NOTE: Speeding is an offence of absolute liability.
This means that MENS REA (a guilty mind) is not an
element that must be proven. Guilt follows proof of the
ACTUS REUS (proscribed act).
Because speeding is an absolute liability offence, a
defence argument that, owing to a defective
speedometer the accused honestly believed that he or
she was not exceeding the speed limit, would not be
successful.
R. v. Lounsbury
(1993) Manitoba Court of the Queen’s Bench
The accused was charged for speeding. The RADAR
operator testified at trial that it was his usual practice to
test the unit both before and after issuing an offence
notice, but he had no independent recollection of
performing the tests in this case. He made a note in his
notebook that he had performed a test or tests, but did
not note the time of the test. The accused was
convicted and appealed. The appeal was allowed.

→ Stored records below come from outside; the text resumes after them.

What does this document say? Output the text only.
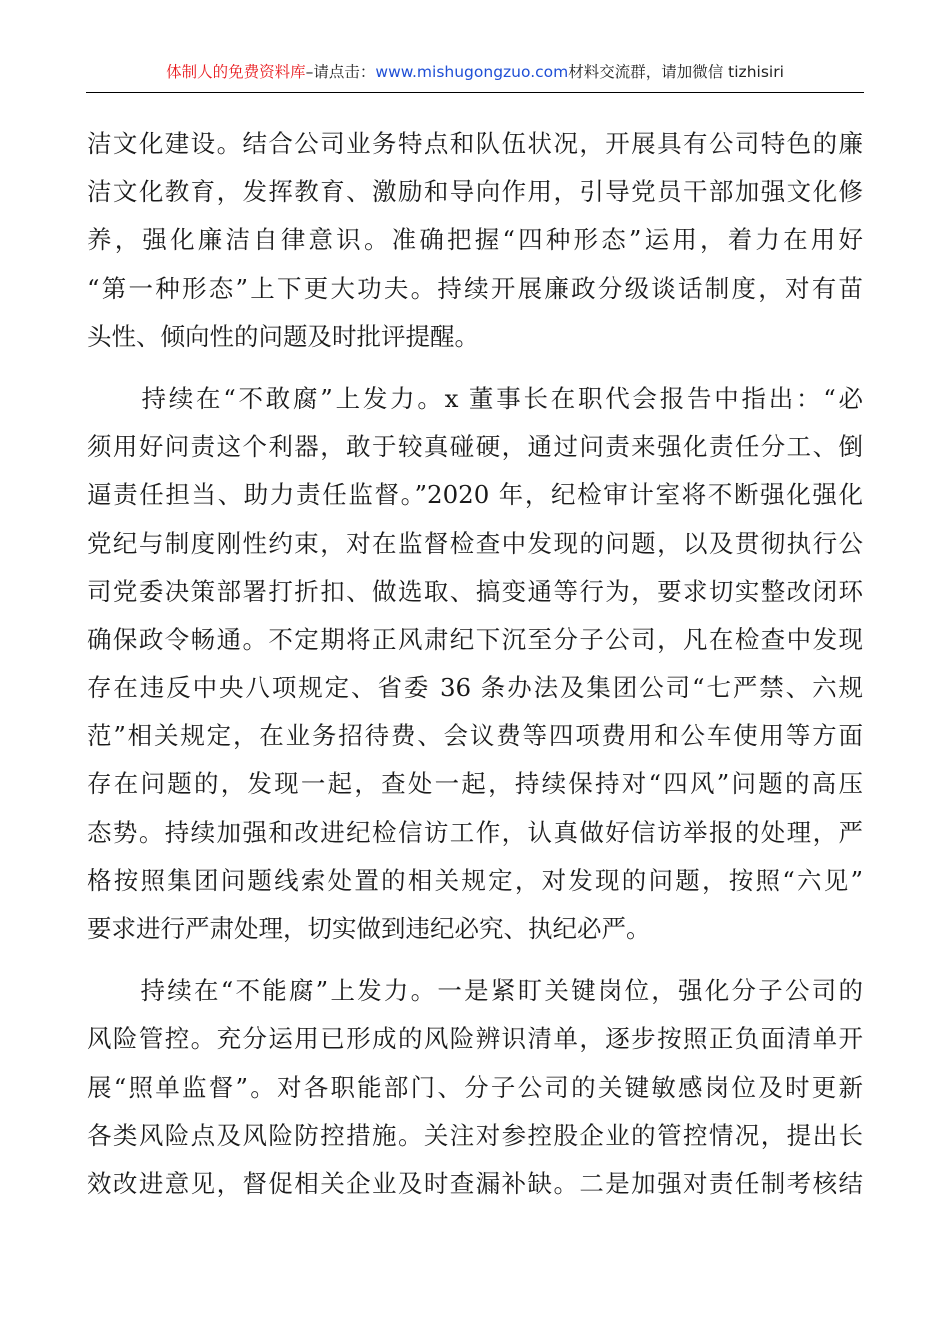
体制人的免费资料库–请点击：www.mishugongzuo.com材料交流群，请加微信 tizhisiri
洁文化建设。结合公司业务特点和队伍状况，开展具有公司特色的廉
洁文化教育，发挥教育、激励和导向作用，引导党员干部加强文化修
养，强化廉洁自律意识。准确把握“四种形态”运用，着力在用好
“第一种形态”上下更大功夫。持续开展廉政分级谈话制度，对有苗
头性、倾向性的问题及时批评提醒。
　　持续在“不敢腐”上发力。x 董事长在职代会报告中指出：“必
须用好问责这个利器，敢于较真碰硬，通过问责来强化责任分工、倒
逼责任担当、助力责任监督。”2020 年，纪检审计室将不断强化强化
党纪与制度刚性约束，对在监督检查中发现的问题，以及贯彻执行公
司党委决策部署打折扣、做选取、搞变通等行为，要求切实整改闭环
确保政令畅通。不定期将正风肃纪下沉至分子公司，凡在检查中发现
存在违反中央八项规定、省委 36 条办法及集团公司“七严禁、六规
范”相关规定，在业务招待费、会议费等四项费用和公车使用等方面
存在问题的，发现一起，查处一起，持续保持对“四风”问题的高压
态势。持续加强和改进纪检信访工作，认真做好信访举报的处理，严
格按照集团问题线索处置的相关规定，对发现的问题，按照“六见”
要求进行严肃处理，切实做到违纪必究、执纪必严。
　　持续在“不能腐”上发力。一是紧盯关键岗位，强化分子公司的
风险管控。充分运用已形成的风险辨识清单，逐步按照正负面清单开
展“照单监督”。对各职能部门、分子公司的关键敏感岗位及时更新
各类风险点及风险防控措施。关注对参控股企业的管控情况，提出长
效改进意见，督促相关企业及时查漏补缺。二是加强对责任制考核结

Evidence as to the operator’s usual practice did not
constitute proof beyond a reasonable doubt that the
RADAR device was operation in this case. All that
could be safely inferred from the RADAR operators
testimony and notes was that he tested the RADAR
device and found it to be in good working order at some
point or points during the relevant shift. As a result, the
appeal was allowed and the conviction was quashed.